Paramount Shareholder Sues Ellisons Over Alleged Trump Deal to Secure Warner Bros. Merger
Courtesy of Gilbert Flores.
Paramount Skydance chief David Ellison and his billionaire father, Larry Ellison, have been sued by a Paramount shareholder who alleges they struck an “illegal” deal with President Donald Trump to secure federal approval for the company’s $111 billion takeover of Warner Bros. Discovery.
The lawsuit, filed Tuesday in Delaware Chancery Court by shareholder Paul Robbins, seeks to block the merger and obtain unspecified damages. It claims the Ellisons offered Trump private benefits in exchange for removing regulatory obstacles, including the potential settlement of his legal claims against CNN and promises to fire anchors he dislikes after the takeover.

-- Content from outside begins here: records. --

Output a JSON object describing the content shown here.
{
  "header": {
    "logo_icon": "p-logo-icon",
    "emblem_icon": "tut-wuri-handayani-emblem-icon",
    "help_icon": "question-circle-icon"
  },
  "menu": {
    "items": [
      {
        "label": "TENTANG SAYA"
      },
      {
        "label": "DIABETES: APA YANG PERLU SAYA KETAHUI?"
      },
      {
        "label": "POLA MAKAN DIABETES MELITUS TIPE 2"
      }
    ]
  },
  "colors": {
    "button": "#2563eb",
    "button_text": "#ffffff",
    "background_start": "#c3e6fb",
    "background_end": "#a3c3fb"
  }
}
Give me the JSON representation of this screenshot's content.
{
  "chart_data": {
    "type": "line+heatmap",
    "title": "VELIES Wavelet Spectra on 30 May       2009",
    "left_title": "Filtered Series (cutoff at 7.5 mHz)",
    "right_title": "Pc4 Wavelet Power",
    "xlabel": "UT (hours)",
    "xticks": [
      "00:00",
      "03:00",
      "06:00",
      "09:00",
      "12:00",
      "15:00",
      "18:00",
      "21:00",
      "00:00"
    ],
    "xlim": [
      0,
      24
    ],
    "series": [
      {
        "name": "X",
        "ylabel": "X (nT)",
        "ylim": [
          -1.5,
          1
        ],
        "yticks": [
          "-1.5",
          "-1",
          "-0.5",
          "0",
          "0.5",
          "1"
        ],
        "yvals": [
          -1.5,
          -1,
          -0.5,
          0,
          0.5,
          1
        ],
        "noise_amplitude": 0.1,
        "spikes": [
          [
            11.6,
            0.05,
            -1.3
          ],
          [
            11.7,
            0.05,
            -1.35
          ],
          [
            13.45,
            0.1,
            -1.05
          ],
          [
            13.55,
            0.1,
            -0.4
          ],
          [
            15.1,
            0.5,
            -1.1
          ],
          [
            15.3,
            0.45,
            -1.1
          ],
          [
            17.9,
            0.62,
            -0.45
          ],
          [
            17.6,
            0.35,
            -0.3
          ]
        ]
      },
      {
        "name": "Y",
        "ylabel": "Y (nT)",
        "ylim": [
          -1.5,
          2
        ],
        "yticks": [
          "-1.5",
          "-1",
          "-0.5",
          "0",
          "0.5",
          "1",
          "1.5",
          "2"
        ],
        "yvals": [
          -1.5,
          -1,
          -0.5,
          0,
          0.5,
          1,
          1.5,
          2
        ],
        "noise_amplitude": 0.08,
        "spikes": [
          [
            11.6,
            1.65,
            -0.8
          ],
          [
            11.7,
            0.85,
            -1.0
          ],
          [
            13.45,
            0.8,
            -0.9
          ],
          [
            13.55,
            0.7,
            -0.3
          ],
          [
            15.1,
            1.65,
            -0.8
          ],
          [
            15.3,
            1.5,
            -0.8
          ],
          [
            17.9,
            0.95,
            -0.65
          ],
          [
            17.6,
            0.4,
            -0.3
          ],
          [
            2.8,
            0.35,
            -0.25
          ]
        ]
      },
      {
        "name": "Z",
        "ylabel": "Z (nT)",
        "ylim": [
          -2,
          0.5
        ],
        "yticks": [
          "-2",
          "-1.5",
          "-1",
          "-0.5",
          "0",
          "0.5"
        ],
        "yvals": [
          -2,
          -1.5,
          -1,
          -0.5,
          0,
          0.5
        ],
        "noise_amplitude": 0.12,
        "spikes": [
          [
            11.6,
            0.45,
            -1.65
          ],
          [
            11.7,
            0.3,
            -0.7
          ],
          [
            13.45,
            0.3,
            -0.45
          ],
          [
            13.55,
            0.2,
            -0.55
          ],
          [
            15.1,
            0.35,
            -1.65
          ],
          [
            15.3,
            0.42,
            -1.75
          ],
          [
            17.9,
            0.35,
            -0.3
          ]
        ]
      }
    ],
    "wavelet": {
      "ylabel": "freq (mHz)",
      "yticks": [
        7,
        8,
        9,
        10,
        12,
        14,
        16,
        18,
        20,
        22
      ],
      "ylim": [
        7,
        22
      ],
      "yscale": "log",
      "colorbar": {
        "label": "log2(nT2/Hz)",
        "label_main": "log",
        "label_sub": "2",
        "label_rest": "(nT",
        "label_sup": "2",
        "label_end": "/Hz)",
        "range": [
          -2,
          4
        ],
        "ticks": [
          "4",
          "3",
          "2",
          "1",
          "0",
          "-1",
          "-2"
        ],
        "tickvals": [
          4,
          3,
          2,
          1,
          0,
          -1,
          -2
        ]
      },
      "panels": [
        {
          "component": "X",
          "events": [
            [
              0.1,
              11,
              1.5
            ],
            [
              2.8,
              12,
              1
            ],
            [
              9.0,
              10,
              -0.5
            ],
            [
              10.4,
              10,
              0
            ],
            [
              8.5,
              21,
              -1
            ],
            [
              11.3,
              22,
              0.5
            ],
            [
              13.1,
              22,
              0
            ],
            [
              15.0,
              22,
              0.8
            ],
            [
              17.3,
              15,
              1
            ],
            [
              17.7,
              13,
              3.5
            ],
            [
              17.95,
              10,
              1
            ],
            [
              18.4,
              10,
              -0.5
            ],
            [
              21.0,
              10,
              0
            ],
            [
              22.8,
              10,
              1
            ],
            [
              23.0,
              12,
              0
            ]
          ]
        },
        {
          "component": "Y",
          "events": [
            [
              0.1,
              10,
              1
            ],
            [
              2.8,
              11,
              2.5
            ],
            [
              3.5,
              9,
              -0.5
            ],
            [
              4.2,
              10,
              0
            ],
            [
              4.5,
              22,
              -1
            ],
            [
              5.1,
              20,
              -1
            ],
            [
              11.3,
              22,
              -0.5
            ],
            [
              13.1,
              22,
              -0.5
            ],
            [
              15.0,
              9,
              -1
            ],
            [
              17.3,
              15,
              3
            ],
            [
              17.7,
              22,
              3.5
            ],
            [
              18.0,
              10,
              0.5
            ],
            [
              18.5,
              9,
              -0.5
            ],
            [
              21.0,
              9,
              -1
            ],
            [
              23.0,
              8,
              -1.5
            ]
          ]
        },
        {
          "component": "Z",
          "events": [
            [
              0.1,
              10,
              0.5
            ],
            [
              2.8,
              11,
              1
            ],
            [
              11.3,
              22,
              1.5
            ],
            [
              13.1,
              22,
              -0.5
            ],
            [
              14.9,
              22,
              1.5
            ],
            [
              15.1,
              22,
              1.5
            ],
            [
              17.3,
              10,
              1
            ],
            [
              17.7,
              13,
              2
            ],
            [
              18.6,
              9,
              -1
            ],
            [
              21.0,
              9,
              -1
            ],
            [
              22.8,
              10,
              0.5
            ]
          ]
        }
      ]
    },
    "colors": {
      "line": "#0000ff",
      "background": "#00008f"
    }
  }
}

The complaint argues that the alleged arrangement could damage Paramount’s news brands and expose the company to scrutiny from future administrations.
The lawsuit follows separate attempts to stop the merger from 12 Democratic state attorneys general, who allege the deal would reduce competition in theatrical film and cable television, and the Writers Guild of America, which says it would harm writers’ pay and employment opportunities.
Paramount rejected the allegations, saying no commitments had been made to any government body regarding CNN or its other news properties. The company said the merger would increase consumer choice, strengthen investment in original programming and create a more competitive streaming business.
Trump is not named as a defendant, while representatives for Oracle and the White House did not immediately comment.
The Justice Department approved the Paramount-WBD deal in mid-June without requiring divestitures or concessions. The lawsuit claims senior officials cleared the transaction despite objections from lower-ranking lawyers who were reportedly prepared to challenge it.
The complaint also questions why the deal has apparently avoided review by the Committee on Foreign Investment in the United States, despite receiving $24 billion from sovereign wealth funds in Saudi Arabia, Qatar and the United Arab Emirates. Those investors are expected to own 38.5% of the combined company, although Paramount says they will not receive board seats or voting shares.
Robbins’ lawsuit alleges that the Ellisons and Paramount’s board breached their fiduciary duties by pursuing a merger that could allow company leaders to benefit from unlawful conduct.
Alongside David and Larry Ellison, the defendants include Paramount board members Gerry Cardinale, Safra Catz, Andrew Brandon-Gordon, Paul Marinelli, John Thornton, Barbara Byrne, Andrew Campion, Justin Hamill and Sherry Lansing.